São Paulo é vitima de uma concepção urbanística ultrapassada, que vê a cidade como um núcleo central rodeado por centros periféricos residenciais e comerciais de segunda ordem. O sistema viário segue essa lógica, com a construção de grandes artérias radiais para onde flui o trânsito, na expectativa de os veículos circularem em velocidades mais elevadas em direção a esses pontos centrais. A perdurar esse modelo, os problemas de congestionamento irão se agravar com o tempo, como vimos no artigo “Neuróticos e improdutivos”, publicado nesta coluna em 26/11/07. Se o leitor sobrevoar a cidade em um helicóptero, verificará que os congestionamentos se concentram nas grandes vias arteriais e em seus acessos, ao passo que o restante do leito carroçável fica quase sem fluxo de veículos, mesmo nos horários de pico. A perversa lógica viária arrasta os motoristas para essas artérias por meio de complexo sistema de mão e contramão, bloqueios de vias e redes de semáforos que privilegiam as grandes correntes de tráfego.

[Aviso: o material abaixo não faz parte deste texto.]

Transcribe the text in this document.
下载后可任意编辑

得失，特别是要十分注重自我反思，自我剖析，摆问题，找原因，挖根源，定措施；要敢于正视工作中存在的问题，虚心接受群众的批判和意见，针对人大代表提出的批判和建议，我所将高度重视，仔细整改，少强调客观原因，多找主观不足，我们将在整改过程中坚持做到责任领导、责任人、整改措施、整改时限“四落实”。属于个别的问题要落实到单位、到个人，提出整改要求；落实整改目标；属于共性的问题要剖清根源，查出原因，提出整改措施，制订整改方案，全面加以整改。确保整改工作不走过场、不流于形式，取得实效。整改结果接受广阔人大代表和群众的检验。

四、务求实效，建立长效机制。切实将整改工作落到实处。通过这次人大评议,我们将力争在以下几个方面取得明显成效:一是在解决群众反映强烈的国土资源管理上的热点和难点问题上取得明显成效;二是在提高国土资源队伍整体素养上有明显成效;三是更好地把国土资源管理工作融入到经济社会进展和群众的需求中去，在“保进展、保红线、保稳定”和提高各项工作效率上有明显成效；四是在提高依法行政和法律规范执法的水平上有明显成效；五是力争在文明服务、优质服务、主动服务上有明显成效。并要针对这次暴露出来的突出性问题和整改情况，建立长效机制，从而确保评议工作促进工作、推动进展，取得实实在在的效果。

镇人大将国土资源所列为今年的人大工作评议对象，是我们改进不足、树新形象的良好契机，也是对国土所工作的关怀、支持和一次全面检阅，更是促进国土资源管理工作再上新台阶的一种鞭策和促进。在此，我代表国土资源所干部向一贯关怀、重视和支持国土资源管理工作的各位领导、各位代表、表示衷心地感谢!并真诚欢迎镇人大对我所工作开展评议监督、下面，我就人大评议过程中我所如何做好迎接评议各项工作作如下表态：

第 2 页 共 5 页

Essa concepção viária induz à execução dos megaprojetos de vias arteriais como os de gigantescos túneis, avenidas, viadutos e pontes (a grandiosidade da ponte estaiada da Berrini deixa a impressão de que transatlânticos irão circular abaixo dela nas raquíticas águas do rio Pinheiros!!). Essas grandes obras têm se revelado inúteis, pois apenas deslocam os congestionamentos para alguns metros adiante. Vale uma comparação de São Paulo com a ilha de Manhattan, em Nova York. Na capital paulista, são 1.509 km2, por onde circulam quase 6 milhões de veículos, ou seja, cerca de 4.000 veículos por km2. Em Manhattan, com área de 87,5 km2, circula 1,9 milhão de veículos, ou 22 mil carros por km2. Mesmo tendo densidade de veículos 4,5 vezes maior, os congestionamentos lá são bem menos intensos. Os veículos ocupam de maneira mais ou menos homogênea toda as vias da ilha, fazendo o trânsito fluir por toda a superfície com mais velocidade. Essa comparação mostra que a revascularização do trânsito em São Paulo, fazendo-o fluir por um número maior de vias, deveria ser a diretriz a ser seguida em curto prazo. O sistema arterial concentrador não funciona mais. O modelo arterial demanda investimentos pesados em grandes obras viárias, como a ponte estaiada da Berrini (R$ 230 milhões orçados) e os túneis Jânio Quadros (R$ 1,2 bilhão), Ayrton Senna (R$ 1,02 bilhão) e os Rebouças e Faria Lima (R$ 220 milhões), apenas para citar as mais conhecidas. Com os mesmos recursos teria sido possível revascularizar o trânsito construindo 88 novas pontes de porte médio, como a da Cidade Jardim, por exemplo, com seis vias cada uma, ao custo unitário de R$ 30 milhões. Seriam criadas 528 novas pistas em pontes que atravessariam os rios Pinheiros e Tietê a cada 500 metros, complementando as atuais 30, que viraram pontos de estrangulamento. O objetivo deve ser revascularizar o trânsito. Em vez de grandes obras, bastaria um conjunto de obras de porte menor por todos os pontos críticos da cidade de forma a criar um sistema integrado de circulação paralela às grandes artérias. A médio prazo se estaria criando uma malha de vias reticulares por toda a cidade, desconcentrando fluxos de veículos, retirando-os das artérias entupidas e aproveitando melhor cada metro quadrado dos mais de 16 mil quilômetros de vias existentes em São Paulo e que hoje ficam ociosas, exceto para o trânsito local.
MARCOS CINTRA, doutor em economia pela Universidade Harvard (EUA), e professor titular da Fundação Getulio Vargas.